These two scans are of the old Phi Delta Theta house. The top image is the older of the two and really show the house as it was when it was a family home. The Goltras lived in this house and sold it to the fraternity in 1903. We can see the iron fence and the Victorian embellishments on the porches. Looking at the left of the picture we can also see a rather handsome home where the Kappa Sigma addition was built several decades later.

In the second picture we see how the home began to morph into the old Phi Delt House of more recent memory. The building is beginning to lose its fussiness and is becoming a simpler structure. The brick patio was added and we can assume that the students are now living here.

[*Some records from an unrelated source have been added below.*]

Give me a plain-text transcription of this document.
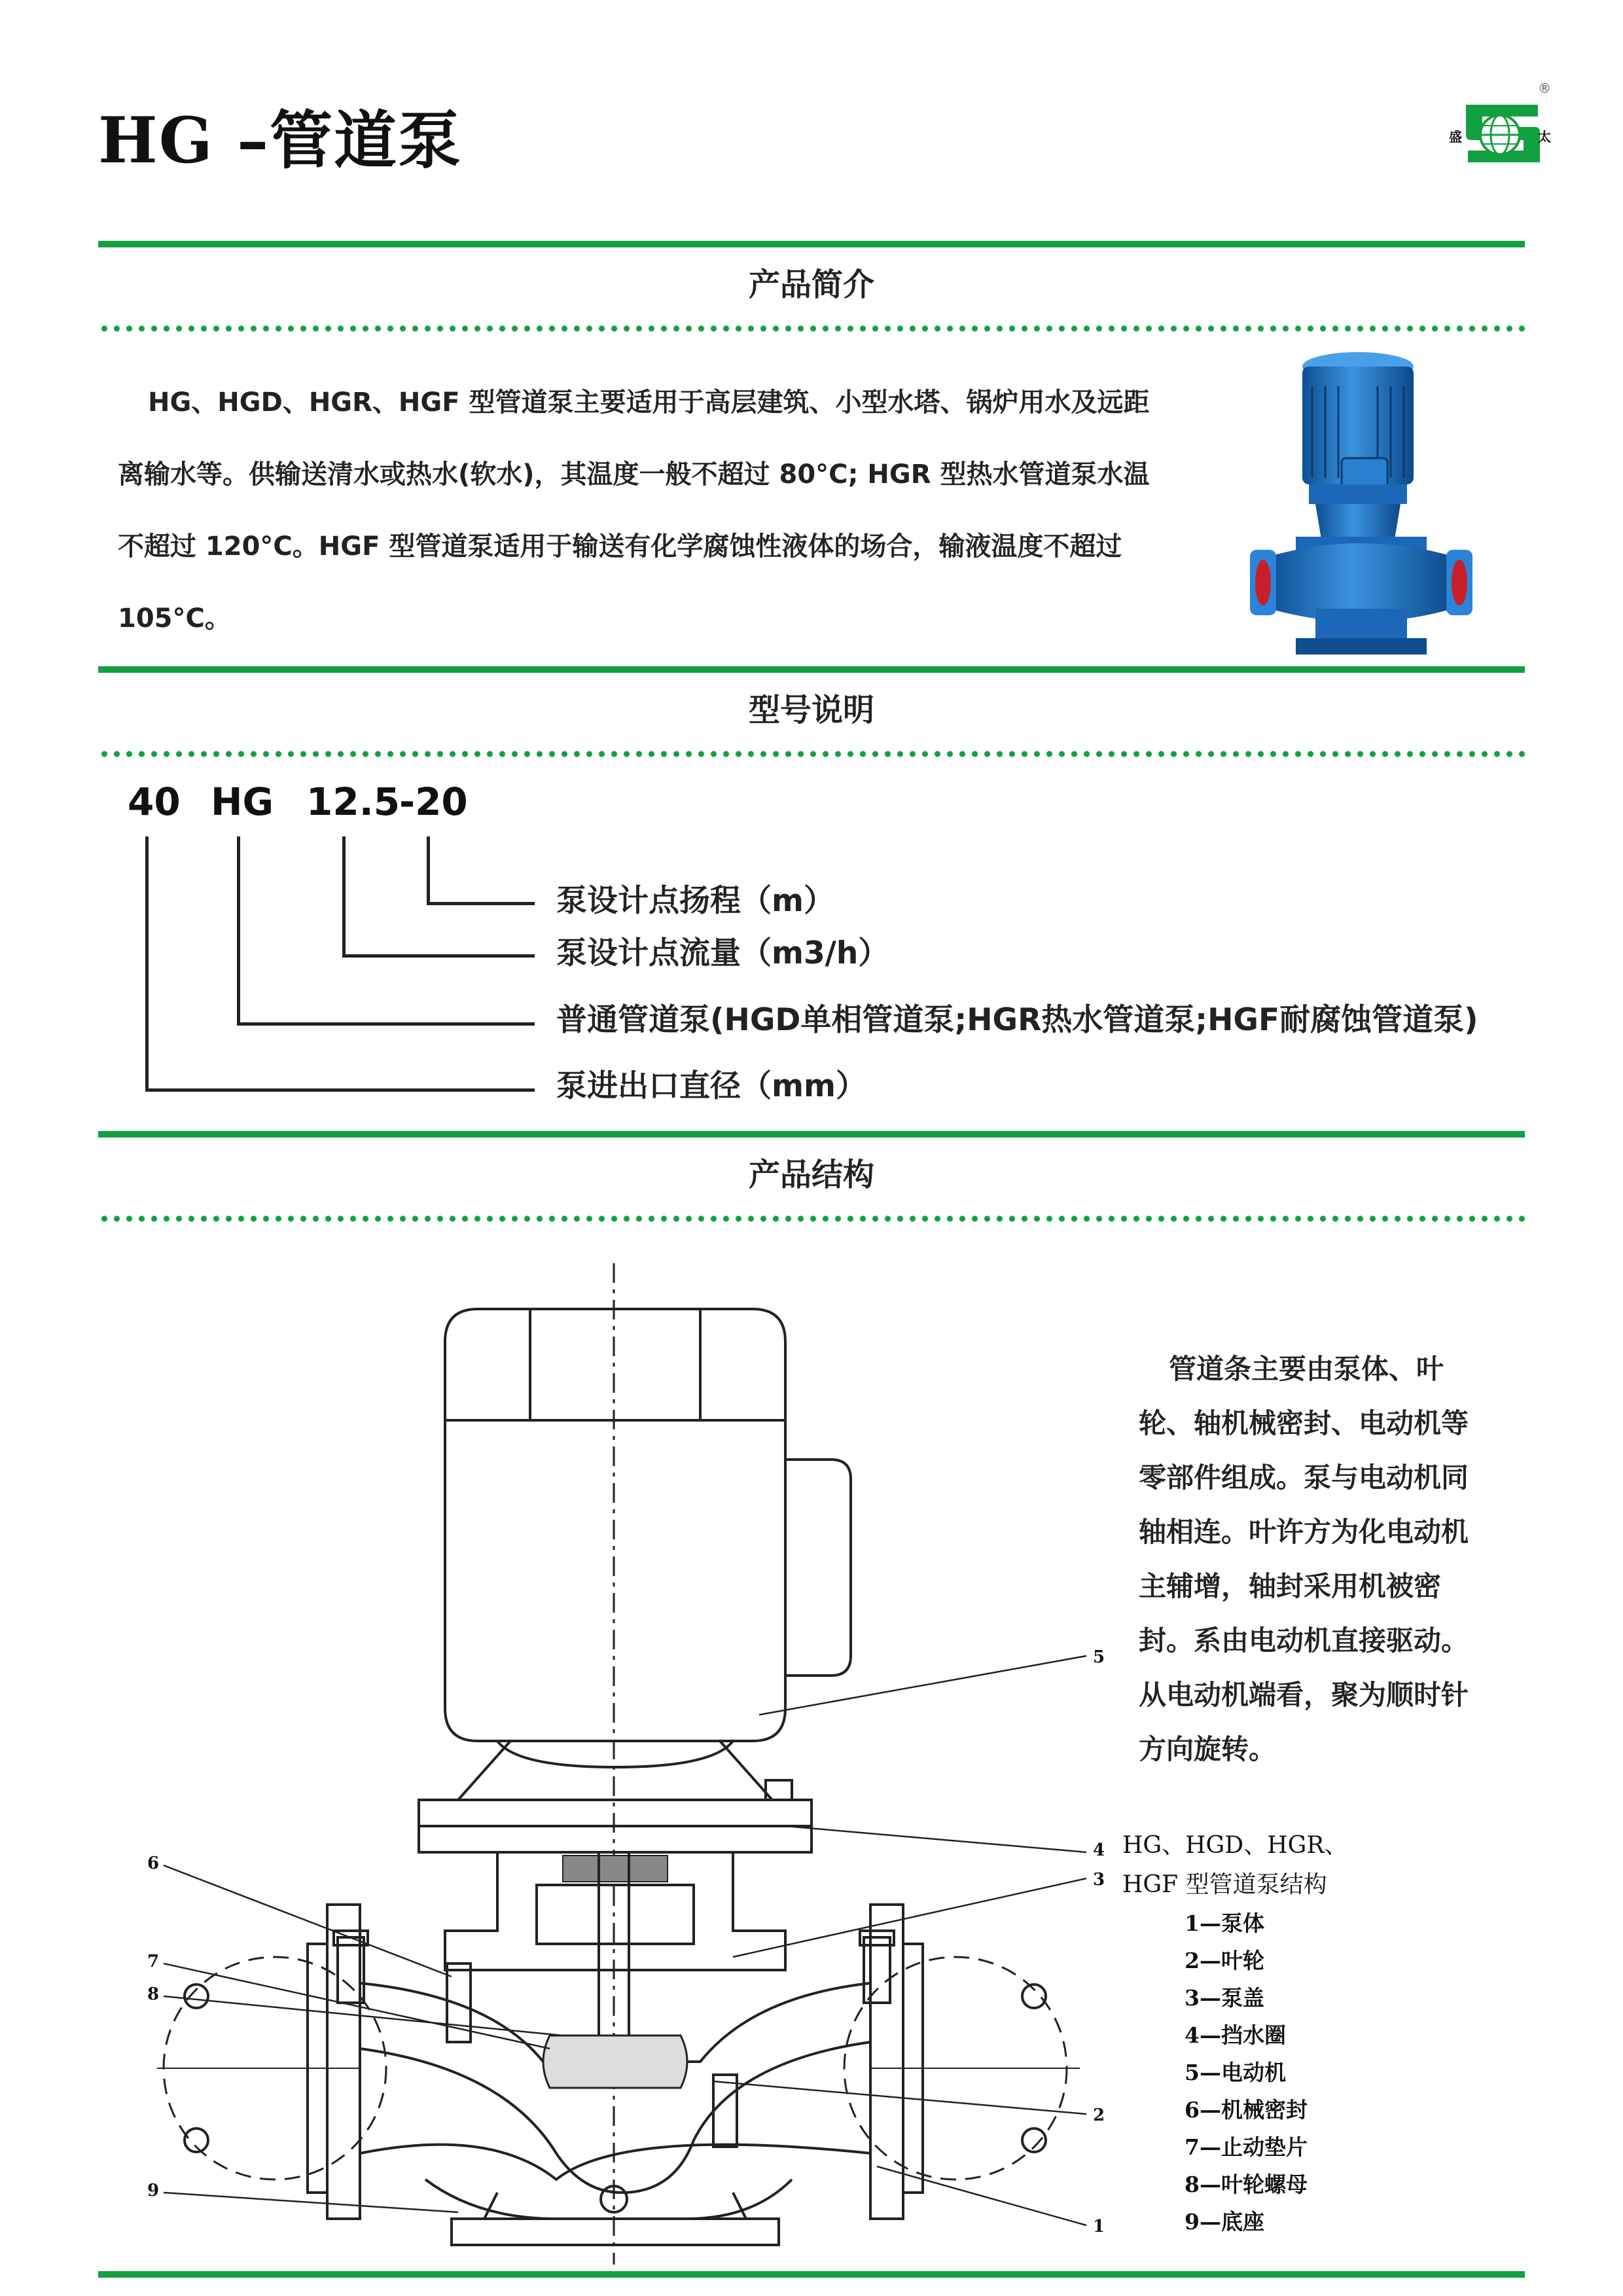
HG –管道泵	盛	太
®
产品简介
HG、HGD、HGR、HGF 型管道泵主要适用于高层建筑、小型水塔、锅炉用水及远距离输水等。供输送清水或热水(软水)，其温度一般不超过 80°C; HGR 型热水管道泵水温不超过 120°C。HGF 型管道泵适用于输送有化学腐蚀性液体的场合，输液温度不超过 105°C。
型号说明
40 HG 12.5
-20
泵设计点扬程（m）
泵设计点流量（m3/h）
普通管道泵(HGD单相管道泵;HGR热水管道泵;HGF耐腐蚀管道泵)
泵进出口直径（mm）
产品结构
1
2
3
4
5
6
7
8
9
管道条主要由泵体、叶轮、轴机械密封、电动机等零部件组成。泵与电动机同轴相连。叶许方为化电动机主辅增，轴封采用机被密封。系由电动机直接驱动。从电动机端看，聚为顺时针方向旋转。
HG、HGD、HGR、
HGF 型管道泵结构
1—泵体
2—叶轮
3—泵盖
4—挡水圈
5—电动机
6—机械密封
7—止动垫片
8—叶轮螺母
9—底座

It was this house that was used as the College Infirmary in the influenza pandemic of 1918. The Phi Delts rented the house to the college for $624.86. It served many young men very well. In fact, no students died on campus as a result of this killer flu.

The only casualty was a young nurse, Miss Edith Newell. She had been nursing in Terre Haute when she contracted pneumonia. Miss Newell came home to rest and convelesce and was well, or so she thought. She responded to the call for nurses for the influenza students of Wabash. I suppose that today we might say that she had a compromised  immune system. At any rate, Edith Newell caught the flu and died at her parents home here in Crawfordsville.

All of these old houses have a million stories to tell and this is but one small story.The new houses are building their stories and adding them to those of the past. Yet another example of the many ways in which Wabash continues to grow and evolve over time.